Наследие Грозного - Лев Жданов
Шрифт:
Интервал:
Закладка:
Дух перехватило у Димитрия. Вот куда они ведут! Изменить вере?! Но он не спорит, слушает внимательно.
Долгая подневольная жизнь инока, потом – слуги научили его выдержке, терпению с людьми.
– Я погляжу, подумаю… Готов ознакомиться с верой вашей, как уже знаю язык. Что дальше?
– Если Бог даст, вы остановите выбор на одной из девиц, какие будут предложены вам, – за нею придется записать на вечные времена Новгородскую землю и Псков, старинное наследие Литвы… А за тестем будущим – Смоленск с его землею, то, что недавно еще было нашим… Согласны ли?
– Согласен. Дальше!
– В этих областях – свобода вере нашей полная… А также и на Москве – должны, по примеру всех просвещенных великих западных потентатов, – дать свободу католическим ксендзам и монахам всех орденов. И кроме того, если сами озарите душу свою светом истинной веры, должны обязаться в течение года или двух ввести католическое исповедание по всей земле… Верьте, не трудно будет это совершить. Народ ваш темен…
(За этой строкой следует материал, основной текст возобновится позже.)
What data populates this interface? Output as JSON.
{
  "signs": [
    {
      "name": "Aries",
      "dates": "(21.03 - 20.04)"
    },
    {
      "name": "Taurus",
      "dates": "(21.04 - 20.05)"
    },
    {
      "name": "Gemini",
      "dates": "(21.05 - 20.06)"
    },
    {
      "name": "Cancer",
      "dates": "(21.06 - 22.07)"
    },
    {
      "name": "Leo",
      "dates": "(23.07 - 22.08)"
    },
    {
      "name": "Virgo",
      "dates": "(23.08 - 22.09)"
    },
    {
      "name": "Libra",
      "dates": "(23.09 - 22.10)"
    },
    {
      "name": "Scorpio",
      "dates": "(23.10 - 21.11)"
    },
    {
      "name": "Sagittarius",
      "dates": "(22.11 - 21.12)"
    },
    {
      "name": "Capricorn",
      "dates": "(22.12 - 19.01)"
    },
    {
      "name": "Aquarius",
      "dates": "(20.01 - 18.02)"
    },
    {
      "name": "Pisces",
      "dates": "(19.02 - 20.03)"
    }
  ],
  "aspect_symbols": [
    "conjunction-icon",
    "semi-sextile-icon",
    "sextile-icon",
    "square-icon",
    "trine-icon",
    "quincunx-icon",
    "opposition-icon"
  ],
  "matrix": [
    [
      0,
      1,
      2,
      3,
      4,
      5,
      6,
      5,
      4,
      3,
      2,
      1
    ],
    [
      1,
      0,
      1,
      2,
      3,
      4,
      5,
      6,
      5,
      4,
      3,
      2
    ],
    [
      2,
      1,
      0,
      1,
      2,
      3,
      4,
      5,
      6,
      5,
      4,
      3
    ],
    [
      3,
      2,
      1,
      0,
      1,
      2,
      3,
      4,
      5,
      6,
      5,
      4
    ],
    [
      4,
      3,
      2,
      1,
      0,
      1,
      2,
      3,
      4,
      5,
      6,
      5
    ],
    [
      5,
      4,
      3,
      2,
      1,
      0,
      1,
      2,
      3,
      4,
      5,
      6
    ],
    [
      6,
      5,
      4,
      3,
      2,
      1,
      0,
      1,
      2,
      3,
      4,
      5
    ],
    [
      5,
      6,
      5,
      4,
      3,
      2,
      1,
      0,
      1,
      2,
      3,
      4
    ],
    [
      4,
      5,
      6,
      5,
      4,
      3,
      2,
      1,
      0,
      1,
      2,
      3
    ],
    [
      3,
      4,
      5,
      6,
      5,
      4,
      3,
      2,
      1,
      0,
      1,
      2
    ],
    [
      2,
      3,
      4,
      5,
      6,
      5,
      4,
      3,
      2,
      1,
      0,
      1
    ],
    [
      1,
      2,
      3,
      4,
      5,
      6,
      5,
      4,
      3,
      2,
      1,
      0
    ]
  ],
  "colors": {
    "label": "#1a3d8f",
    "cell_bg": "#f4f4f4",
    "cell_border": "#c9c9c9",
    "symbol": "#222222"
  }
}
– Хорошо, я подумаю… Наверное, соглашусь, – сказал Димитрий, сделав усилие над собой и видя, что пять пар зорких глаз впиваются в него.
А про себя, в душе, дал клятву: никогда Не исполнить этого, если бы даже теперь пришлось дать для виду обещание…
ПРИЕМ У СИГИЗМУНДА
Много дней держали Димитрия в Самборе, как в почетном плену.
Скоро и невеста была ему найдена.
Панна Марина сразу пошла в атаку на неопытного Димитрия.
Он потерял голову от ее взглядов, рукопожатий, от ее постоянной близости…
Несколько свиданий в тишине немого, тенистого парка довершили быструю интригу…
Марина привела Димитрия к отцу и сказала:
– Царевич делает мне честь: просит моей руки. Что скажете, батюшка, и вы, и вся родня наша?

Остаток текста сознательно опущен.